IEC 62443 is a series of international standards that define concepts, processes, and technical requirements for securing industrial automation and control systems (IACS). It covers the entire lifecycle of industrial systems, from design and integration to operation, maintenance, and decommissioning.
Scope and purpose
The IEC 62443 series focuses on cybersecurity in operational technology (OT) environments, including:
- Industrial control systems (ICS), DCS, SCADA, PLCs, and safety systems
- Supervisory systems such as HMIs, historians, and MES integrations
- Networks, zones, and conduits connecting field devices, control rooms, and enterprise IT
It provides a common language and structure for asset owners, system integrators, and product suppliers to define and implement cybersecurity capabilities in a consistent way.
Key concepts
Common elements across the IEC 62443 series include:
- Security levels (SLs) that describe target resistance to defined threat types.
- Zones and conduits for segmenting industrial networks and controlling communication paths.
- Risk-based approach to identify critical assets and prioritize controls.
- Lifecycle focus, including secure design, configuration, operation, monitoring, and change management.
Structure of the standard family
The IEC 62443 series is organized into multiple parts, grouped broadly as:
- General (terminology, concepts, models for IACS security)
- Policies and procedures (security program requirements for asset owners)
- System requirements (security requirements for integrated control systems and architectures)
- Component requirements (security capabilities for devices, software, and embedded products)
In practice, manufacturers and integrators map their controls, architectures, and procedures to the relevant IEC 62443 parts as a reference framework for industrial cybersecurity.

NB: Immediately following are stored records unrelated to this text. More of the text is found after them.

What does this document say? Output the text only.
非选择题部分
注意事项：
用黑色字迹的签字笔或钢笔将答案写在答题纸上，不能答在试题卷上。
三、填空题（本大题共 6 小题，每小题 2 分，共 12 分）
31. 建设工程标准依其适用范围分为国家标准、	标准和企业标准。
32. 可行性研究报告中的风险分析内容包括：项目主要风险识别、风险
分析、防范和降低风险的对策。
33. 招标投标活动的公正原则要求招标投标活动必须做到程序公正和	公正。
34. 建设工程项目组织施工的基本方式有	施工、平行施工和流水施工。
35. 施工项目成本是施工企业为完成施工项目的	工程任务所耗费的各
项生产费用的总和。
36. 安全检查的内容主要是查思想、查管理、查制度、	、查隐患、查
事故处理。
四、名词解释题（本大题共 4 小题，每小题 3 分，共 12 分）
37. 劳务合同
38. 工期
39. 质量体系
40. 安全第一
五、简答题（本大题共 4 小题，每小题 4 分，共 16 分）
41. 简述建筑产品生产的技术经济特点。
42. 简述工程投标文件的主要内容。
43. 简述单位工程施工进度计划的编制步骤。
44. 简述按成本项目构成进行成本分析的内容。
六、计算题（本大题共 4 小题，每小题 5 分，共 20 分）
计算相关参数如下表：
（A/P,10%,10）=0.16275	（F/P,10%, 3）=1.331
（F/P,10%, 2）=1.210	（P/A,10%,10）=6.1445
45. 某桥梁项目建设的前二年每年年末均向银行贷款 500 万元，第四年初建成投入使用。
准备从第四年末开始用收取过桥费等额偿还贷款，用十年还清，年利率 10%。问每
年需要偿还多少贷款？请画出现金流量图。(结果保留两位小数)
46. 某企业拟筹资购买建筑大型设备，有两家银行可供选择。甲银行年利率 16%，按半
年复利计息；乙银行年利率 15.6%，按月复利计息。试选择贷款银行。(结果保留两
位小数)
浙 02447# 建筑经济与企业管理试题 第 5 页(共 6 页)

Operational context in manufacturing
In manufacturing and other regulated operations, IEC 62443 commonly appears in:
- Design of OT network segmentation and demilitarized zones between plant floor and enterprise IT
- Supplier and integrator requirements for PLCs, DCS, SCADA, MES, and IIoT devices
- Risk assessments and cybersecurity programs for production sites
- Alignment with broader security or regulatory expectations for industrial environments
Relationship to reference architectures
IEC 62443 is a standard, not a reference architecture model. When used with frameworks such as ISA-95 or Industry 4.0 models like RAMI 4.0, IEC 62443 typically supplies the cybersecurity requirements and practices that are then applied to the layers, hierarchy levels, or components defined by those architectures.
Common confusion
- IEC 62443 vs. ISA/IEC 62443: The series originated in ISA standards; the joint designation “ISA/IEC 62443” is often used, but it refers to the same family of documents.
- IEC 62443 vs. network firewalls or tools: IEC 62443 is not a product or a software package. It is a set of requirements and processes that can be implemented using various technical and organizational controls.
- IEC 62443 vs. compliance certificates: The standard provides requirements and guidance. Separate schemes may exist that assess alignment, but IEC 62443 itself is not a certificate or guarantee of compliance.